Cst. Lisa Schlatter of the Cranbrook RCMP detachment has had to deal with bullying gone beyond the school yard before. She prefers to nip things in the bud by participating in school assemblies and speaking to parents.

“That’s basically my job, is to explain to them there are legal consequences,” Schlatter said.

The bullying seminars fit in with what the RCMP believes is important – communicating with young people.

“Youth are a priority for the RCMP,” Schlatter said.

The age old adage of “sticks and stones” is no longer true in 2012, Schlatter believes.

“Words are hurting kids these days,” she said. “If your child says they are being bullied – take them seriously.”

Gordon Terrace Principal Michelle Sartorel agrees that words, and the way they are spoken, are taken more literally these days.

“Kids are just so much more astute about the way they’re spoken to,” she said.

Schlatter told students at Laurie Middle School recently that bullying can cross into criminal harassment and sometimes charges of uttering threats. A criminal record means you can’t travel outside of Canada for as long as that record exists, and it can hinder job applications and more.

Unfortunately, new statistics released by Big Brothers Big Sisters reveals a startling picture of bullying in Canada.
“It’s staggering the number of kids who actually face bullying on a day to day basis,” Schlatter said.

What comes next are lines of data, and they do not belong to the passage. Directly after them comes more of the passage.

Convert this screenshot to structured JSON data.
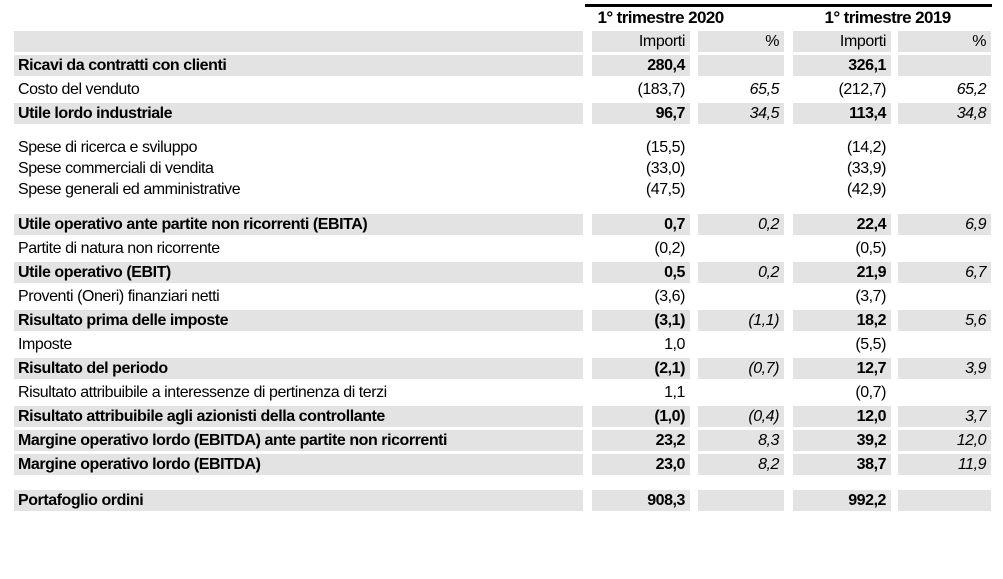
{
  "table": {
    "period_headers": [
      "1° trimestre 2020",
      "1° trimestre 2019"
    ],
    "column_headers": {
      "amount": "Importi",
      "percent": "%"
    },
    "rows": [
      {
        "label": "Ricavi da contratti con clienti",
        "amount_2020": "280,4",
        "pct_2020": "",
        "amount_2019": "326,1",
        "pct_2019": "",
        "emphasis": true
      },
      {
        "label": "Costo del venduto",
        "amount_2020": "(183,7)",
        "pct_2020": "65,5",
        "amount_2019": "(212,7)",
        "pct_2019": "65,2",
        "emphasis": false
      },
      {
        "label": "Utile lordo industriale",
        "amount_2020": "96,7",
        "pct_2020": "34,5",
        "amount_2019": "113,4",
        "pct_2019": "34,8",
        "emphasis": true
      },
      {
        "label": "Spese di ricerca e sviluppo",
        "amount_2020": "(15,5)",
        "pct_2020": "",
        "amount_2019": "(14,2)",
        "pct_2019": "",
        "emphasis": false
      },
      {
        "label": "Spese commerciali di vendita",
        "amount_2020": "(33,0)",
        "pct_2020": "",
        "amount_2019": "(33,9)",
        "pct_2019": "",
        "emphasis": false
      },
      {
        "label": "Spese generali ed amministrative",
        "amount_2020": "(47,5)",
        "pct_2020": "",
        "amount_2019": "(42,9)",
        "pct_2019": "",
        "emphasis": false
      },
      {
        "label": "Utile operativo ante partite non ricorrenti (EBITA)",
        "amount_2020": "0,7",
        "pct_2020": "0,2",
        "amount_2019": "22,4",
        "pct_2019": "6,9",
        "emphasis": true
      },
      {
        "label": "Partite di natura non ricorrente",
        "amount_2020": "(0,2)",
        "pct_2020": "",
        "amount_2019": "(0,5)",
        "pct_2019": "",
        "emphasis": false
      },
      {
        "label": "Utile operativo (EBIT)",
        "amount_2020": "0,5",
        "pct_2020": "0,2",
        "amount_2019": "21,9",
        "pct_2019": "6,7",
        "emphasis": true
      },
      {
        "label": "Proventi (Oneri) finanziari netti",
        "amount_2020": "(3,6)",
        "pct_2020": "",
        "amount_2019": "(3,7)",
        "pct_2019": "",
        "emphasis": false
      },
      {
        "label": "Risultato prima delle imposte",
        "amount_2020": "(3,1)",
        "pct_2020": "(1,1)",
        "amount_2019": "18,2",
        "pct_2019": "5,6",
        "emphasis": true
      },
      {
        "label": "Imposte",
        "amount_2020": "1,0",
        "pct_2020": "",
        "amount_2019": "(5,5)",
        "pct_2019": "",
        "emphasis": false
      },
      {
        "label": "Risultato del periodo",
        "amount_2020": "(2,1)",
        "pct_2020": "(0,7)",
        "amount_2019": "12,7",
        "pct_2019": "3,9",
        "emphasis": true
      },
      {
        "label": "Risultato attribuibile a interessenze di pertinenza di terzi",
        "amount_2020": "1,1",
        "pct_2020": "",
        "amount_2019": "(0,7)",
        "pct_2019": "",
        "emphasis": false
      },
      {
        "label": "Risultato attribuibile agli azionisti della controllante",
        "amount_2020": "(1,0)",
        "pct_2020": "(0,4)",
        "amount_2019": "12,0",
        "pct_2019": "3,7",
        "emphasis": true
      },
      {
        "label": "Margine operativo lordo (EBITDA) ante partite non ricorrenti",
        "amount_2020": "23,2",
        "pct_2020": "8,3",
        "amount_2019": "39,2",
        "pct_2019": "12,0",
        "emphasis": true
      },
      {
        "label": "Margine operativo lordo (EBITDA)",
        "amount_2020": "23,0",
        "pct_2020": "8,2",
        "amount_2019": "38,7",
        "pct_2019": "11,9",
        "emphasis": true
      },
      {
        "label": "Portafoglio ordini",
        "amount_2020": "908,3",
        "pct_2020": "",
        "amount_2019": "992,2",
        "pct_2019": "",
        "emphasis": true
      }
    ]
  },
  "colors": {
    "row_highlight": "#e3e3e3",
    "header_rule": "#8f8f8f",
    "top_rule": "#000000",
    "text": "#000000"
  }
}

Big Brothers found that 50 per cent of Canadians surveyed were bullied as a child or teenager, and 30 per cent thought the abuse they suffered had a long lasting and harmful effect.Of the respondents, 89 per cent thought bullies pose a serious risk to the well-being of their youth.

The survey also found that adults are ready to step up and take the lead in preventing bullying – 95 per cent answered that it is up to the adults to take responsibility to reduce bullying.